Flat Classroom Fuel — Heritage

oldtv.jpgI think that if curiosity, an intrinsic need to communicate, and future orientation are sources of energy that we can depend on to power flat classroom learning engines, then to some degree, the fuel that powers that energy is heritage. I mean this in the broadest terms possible, not merely the historical and cultural foundations of our lives, but also our environmental, economic, and media experiences.

It’s possible that a better term for this is context, and I often use the term context to structure learning objectives. However, context is a container, and I’m looking for fuel, a spring board, and heritage makes more sense. Simply said, the fuel comes from the time in which we live, in relation to past times; our geographic location and how it influences us; who we live with locally and globally and how we live with them; and a lot of “why!”

Millennials have something of a disadvantage, compared to my generation. The baby boomers were perhaps the most heritage grounded generation ever, because we grew up with Television. This is especially true of folks who are at least in their 50s. Our culture suddenly had a rich new way to broadcast information, and a sudden desperate need for information to express. We also had centuries of stories, both fact and fiction, documentary and literary, to be converted into sound and motion, to be shared with the developed world. I suspect that I saw more true pictures of my world, my time, my culture, my heritage, than any previous generation in history, and I also believe that this heritage provided me with enormous fuel to power my sometimes overactive imagination.

I could be wrong, but I believe that my children have not seen so much of their world. Their experience has revolved more around the fantasies of their video games or the local and narrow concerns of their IM communities. There’s only so much that you can say about The Battle of Gettysburg, The Third Reich, The invention of the Steam Engine, Napoleon, etc. and there are only so many ways that we can portray The Taming of the Shrew (Ten Things I Hate about You).

The stories are not dead. They remain valuable and even entertaining. But to drill into this fuel, we need to think more about the perpetual engine of learning, and engine that generates fuel through the energy of its own action. Use students curiosity and intrinsic need to communicate to inspire interest in history, science, literature, and health. Rather than playing a movie for the class about the age of exploration, ask teams of students to find, select, and mix a variety of digital content together into their own stories. Ask students to present their stories, and respond and discuss their work and their insights. In other words, use curiosity and communication to turn learning into a conversation. Conversations are powerhouses of energy that can drive learning in a flat classroom.

2 thoughts on “Flat Classroom Fuel — Heritage”

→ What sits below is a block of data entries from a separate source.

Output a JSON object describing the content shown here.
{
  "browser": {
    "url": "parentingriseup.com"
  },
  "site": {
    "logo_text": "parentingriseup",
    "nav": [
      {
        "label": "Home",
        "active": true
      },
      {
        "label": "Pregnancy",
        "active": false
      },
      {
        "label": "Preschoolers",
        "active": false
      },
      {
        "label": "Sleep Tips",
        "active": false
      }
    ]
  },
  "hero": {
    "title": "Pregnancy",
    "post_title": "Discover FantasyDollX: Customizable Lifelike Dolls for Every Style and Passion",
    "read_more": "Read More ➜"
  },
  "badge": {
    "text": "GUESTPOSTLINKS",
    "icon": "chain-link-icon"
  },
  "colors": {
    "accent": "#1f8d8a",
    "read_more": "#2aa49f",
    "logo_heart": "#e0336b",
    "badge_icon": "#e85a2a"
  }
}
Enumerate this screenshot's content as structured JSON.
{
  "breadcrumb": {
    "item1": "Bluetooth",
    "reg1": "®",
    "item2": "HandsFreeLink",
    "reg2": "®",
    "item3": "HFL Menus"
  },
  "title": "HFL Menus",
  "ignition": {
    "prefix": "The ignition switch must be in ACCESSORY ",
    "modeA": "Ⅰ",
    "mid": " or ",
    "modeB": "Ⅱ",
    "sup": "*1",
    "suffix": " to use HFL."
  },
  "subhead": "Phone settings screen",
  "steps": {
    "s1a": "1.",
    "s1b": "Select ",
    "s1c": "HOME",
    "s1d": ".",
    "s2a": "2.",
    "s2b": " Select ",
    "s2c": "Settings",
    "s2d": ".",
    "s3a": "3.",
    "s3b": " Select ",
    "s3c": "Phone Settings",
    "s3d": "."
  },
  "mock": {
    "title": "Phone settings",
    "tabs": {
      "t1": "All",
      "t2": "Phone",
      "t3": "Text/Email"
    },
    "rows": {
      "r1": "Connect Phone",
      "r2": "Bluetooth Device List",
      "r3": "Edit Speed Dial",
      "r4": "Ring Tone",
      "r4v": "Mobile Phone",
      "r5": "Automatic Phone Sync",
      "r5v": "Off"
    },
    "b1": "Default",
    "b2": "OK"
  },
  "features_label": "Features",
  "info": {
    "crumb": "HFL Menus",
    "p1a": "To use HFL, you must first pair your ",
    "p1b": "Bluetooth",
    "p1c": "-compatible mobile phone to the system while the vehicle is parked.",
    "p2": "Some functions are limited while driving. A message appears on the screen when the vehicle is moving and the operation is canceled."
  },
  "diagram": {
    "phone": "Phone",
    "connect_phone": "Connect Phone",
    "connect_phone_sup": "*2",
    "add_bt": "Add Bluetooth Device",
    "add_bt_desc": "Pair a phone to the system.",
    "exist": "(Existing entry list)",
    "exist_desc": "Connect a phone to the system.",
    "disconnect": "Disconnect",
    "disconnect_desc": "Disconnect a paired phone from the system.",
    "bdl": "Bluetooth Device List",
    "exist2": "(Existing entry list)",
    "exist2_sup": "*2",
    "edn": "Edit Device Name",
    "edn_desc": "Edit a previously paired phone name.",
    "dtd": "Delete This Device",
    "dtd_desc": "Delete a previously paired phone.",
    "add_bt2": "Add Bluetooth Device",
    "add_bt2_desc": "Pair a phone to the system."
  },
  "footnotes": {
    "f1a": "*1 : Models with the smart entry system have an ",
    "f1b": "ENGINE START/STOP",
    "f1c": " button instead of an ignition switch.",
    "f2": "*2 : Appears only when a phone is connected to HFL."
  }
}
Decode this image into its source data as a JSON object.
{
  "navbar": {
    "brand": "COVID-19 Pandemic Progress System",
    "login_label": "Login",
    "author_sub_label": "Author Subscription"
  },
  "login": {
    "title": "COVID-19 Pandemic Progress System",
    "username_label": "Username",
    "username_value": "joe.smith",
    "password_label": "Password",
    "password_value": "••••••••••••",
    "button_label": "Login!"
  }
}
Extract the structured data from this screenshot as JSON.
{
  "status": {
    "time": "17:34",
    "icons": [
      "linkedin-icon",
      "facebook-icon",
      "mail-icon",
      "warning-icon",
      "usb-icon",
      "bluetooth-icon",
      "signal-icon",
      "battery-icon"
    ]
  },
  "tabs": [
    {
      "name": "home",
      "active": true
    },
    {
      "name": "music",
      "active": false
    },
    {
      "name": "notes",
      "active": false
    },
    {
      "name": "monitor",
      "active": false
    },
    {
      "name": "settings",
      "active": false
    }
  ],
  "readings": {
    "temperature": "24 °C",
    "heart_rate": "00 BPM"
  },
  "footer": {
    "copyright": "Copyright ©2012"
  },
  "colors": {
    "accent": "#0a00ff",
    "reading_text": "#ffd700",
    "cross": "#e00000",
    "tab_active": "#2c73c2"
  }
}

  1. Fuel and engines. Wrong analogies. Suggest static configutarion, consumption, instead of what actually happens in a complex ecosystem.

    This is why you would say kids have less of an experience of the world than you do. You consumed a great deal, but did not interact with it, mold it and fashion it, make it your own. You passively became the recipient of The Taming of the Shrew, like the engine passively consumes fuel.

    Maybe The Taming of the Shrew is part of a child’s landscape today, maybe not; they are drawing from a much larger selection (ecosystems thrive on diversity, but engines choke on it). The input of The Taming of the Shrew, wherever it occurs, is transformed, reshaped, and becomes part of the organic culture that is dynamic, evolving, growing.

    I’m really surprised you would post this, really surprised your wouldn’t get where your metaphor is leading you astray here. But the influence of a monoculture is pervasive, and we don’t always recognize the impacts in our thinking.

  2. I think students have a lot of access to their heritage, but many schools don’t try to bring their stories into the community. Many kids feel that they are the other because their history isn’t part of the European narritive. I think if we created a safe space for these stores we’d strike oil or whatever metaphor you want to use. This may more of a multicultural education.